« Bonne nouvelle, la couche d’ozone est en voie de guérison. » Et tout ça, grâce à quoi ? « Grâce à la bonne volonté humaine. » Les industriels ont donné la main aux citoyens, et youkaïdi youkaïda ! les multinationales se sont converties à l’écologie…
Réalité, ou légende ?
À quoi doit-on cette amélioration ? « Eh bien à la bonne volonté humaine, en fait ! Elle s’est traduite en 1987 par la signature du protocole de Montréal. Ça veut dire que quand on veut faire quelque chose, quand on agit, ça peut avoir des conséquences, à grande échelle. »
On s’est donné la main, youkaïdi youkaïda, et tout est allé mieux ! D’ailleurs, l’ONU décerne des Ozone Awards, en vrac, aux « experts réfléchis des gouvernements, des universités, des industriels et de la société civile », remercie un « groupe de champions mondiaux » qui « se sont engagés à promouvoir, à développer et à mettre en œuvre des technologies pour l’environnement avec le zèle d’un missionnaire », loue les multinationales qui se sont impliqués « dès les premières négociations », vante leurs lobbies qui ont épousé « les préoccupations mondiales croissantes de l’impact des HFC sur le changement climatique », etc.
Quel monde merveilleux, quand les industriels oublient ainsi leurs profits, et ne songent qu’à la sauvegarde de l’humanité ! (...)
La guerre de l’ozone
L’histoire, malheureusement, est plus sombre que cette légende.
En 1974, Sherwood Rowland et Mario Molina, deux chercheurs de l’université de Californie, publient dans la revue Nature une étude sur la couche d’ozone : « Il apparaît que la destruction par la chlorine de l’ozone pourrait être au moins comparable à la destruction naturelle de l’ozone. Et pourrait bien en devenir la principale cause. Cela pourrait, en résumé, prendre le pas sur la nature. » (...)

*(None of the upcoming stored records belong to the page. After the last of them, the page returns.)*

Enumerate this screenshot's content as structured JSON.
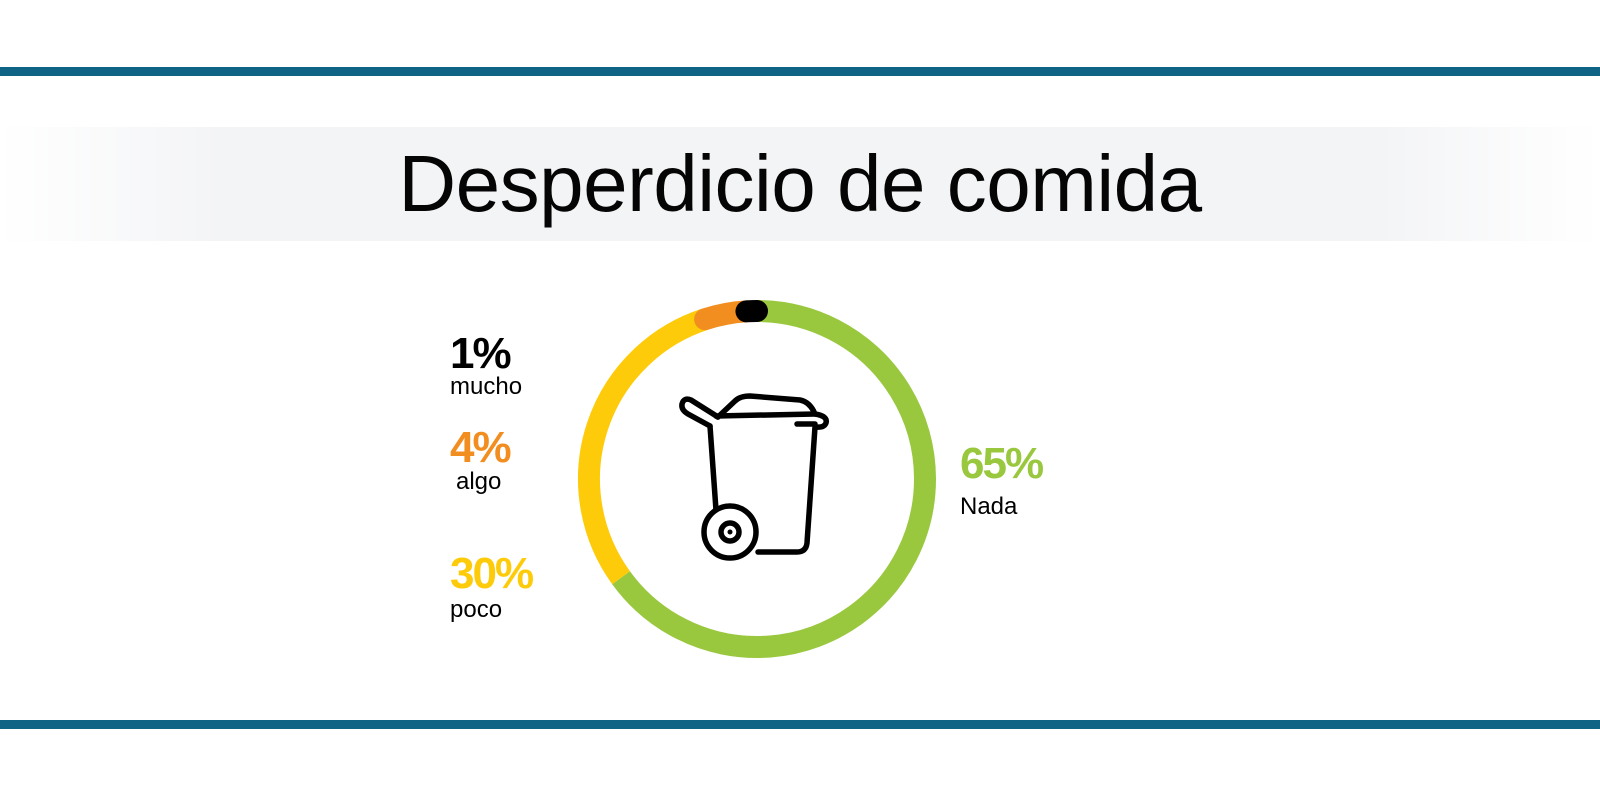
{
  "chart_data": {
    "type": "pie",
    "title": "Desperdicio de comida",
    "slices": [
      {
        "label": "Nada",
        "value": 65,
        "value_text": "65%",
        "color": "#99c83f"
      },
      {
        "label": "poco",
        "value": 30,
        "value_text": "30%",
        "color": "#fecb0a"
      },
      {
        "label": "algo",
        "value": 4,
        "value_text": "4%",
        "color": "#f28d20"
      },
      {
        "label": "mucho",
        "value": 1,
        "value_text": "1%",
        "color": "#000000"
      }
    ],
    "center_icon": "trash-bin-icon",
    "legend": "beside-ring",
    "rule_color": "#0f6384"
  }
}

Ozone War : c’est le titre d’un livre rédigé par une journaliste américaine, Lydia Dotto. La Guerre de l’ozone, tant les sociétés chimiques mènent une bataille de la propagande, une lutte contre la vérité.
Régulation à grande vitesse
Cette guerre, elles la perdent.
Malgré leurs armes de mensonges massifs, les entreprises vont de défaites en défaites.
D’abord, un consensus scientifique apparaît : dès 1974, le National Center for Atmospheric Research confirme la thèse de Rowland et Molina, tandis qu’Harvard prévoit un million de cancers de la peau par an. En 1975, la World Meteorological Organization prédit une hausse de 40 % des radiations des UV. En 1979, c’est la U.S. National Academy of Sciences qui diagnostique une destruction de la couche d’ozone à hauteur de 16,5%. Et derrière, le gouvernement paraît déterminé à agir. En 1977, soit trois années seulement après le premier rapport, la puissante Food and Drug Administration tranche : « Les polluants au fluorocarbone, principalement utilisés dans les produits cosmétiques, sont en train de détruire la couche d’ozone. Sans remède, les conséquences pourraient être profondes. C’est un simple cas de profits négligeables contre la possibilité d’un risque catastrophique pour les citoyens comme pour la société. Notre plan d’action semble tout à fait clair. »
L’Environment Protection Agency (EPA), de son côté, prépare des « régulations contrôlant l’émission des systèmes de refroidissement d’ici juin 1978 », pour aller vers une interdiction en 1980… (...)
Que le trou dans la couche d’ozone se referme, c’est en effet une « bonne nouvelle ».
Et c’est bel et bien dû à « la bonne volonté humaine », au protocole de Montréal, pas seulement signé mais appliqué. Mais cette issue ne fut aucunement le fruit d’un fraternel consensus, plutôt d’une lutte, face à des industriels luttant pied à pied, communiquant, déniant, mentant, retardant la régulation de dix années, avec cent mille cancers de la peau par an, ne consentant à signer qu’une fois les molécules de remplacement au point, un nouveau marché s’ouvrant à eux, et prêts de nouveau à lutter pied à pied, communiquer, dénier, mentir…
Et il faudrait que soient effacées les traces de leurs tromperies, criminelles, prêts qu’ils étaient à mettre en péril l’humanité. Il faudrait qu’on les félicite, perdant la mémoire de leurs falsifications. Il faudrait qu’on leur laisse écrire une histoire lisse.
On a juste eu la chance, dans cette bonne affaire, qu’écologie rime finalement pour eux avec profits.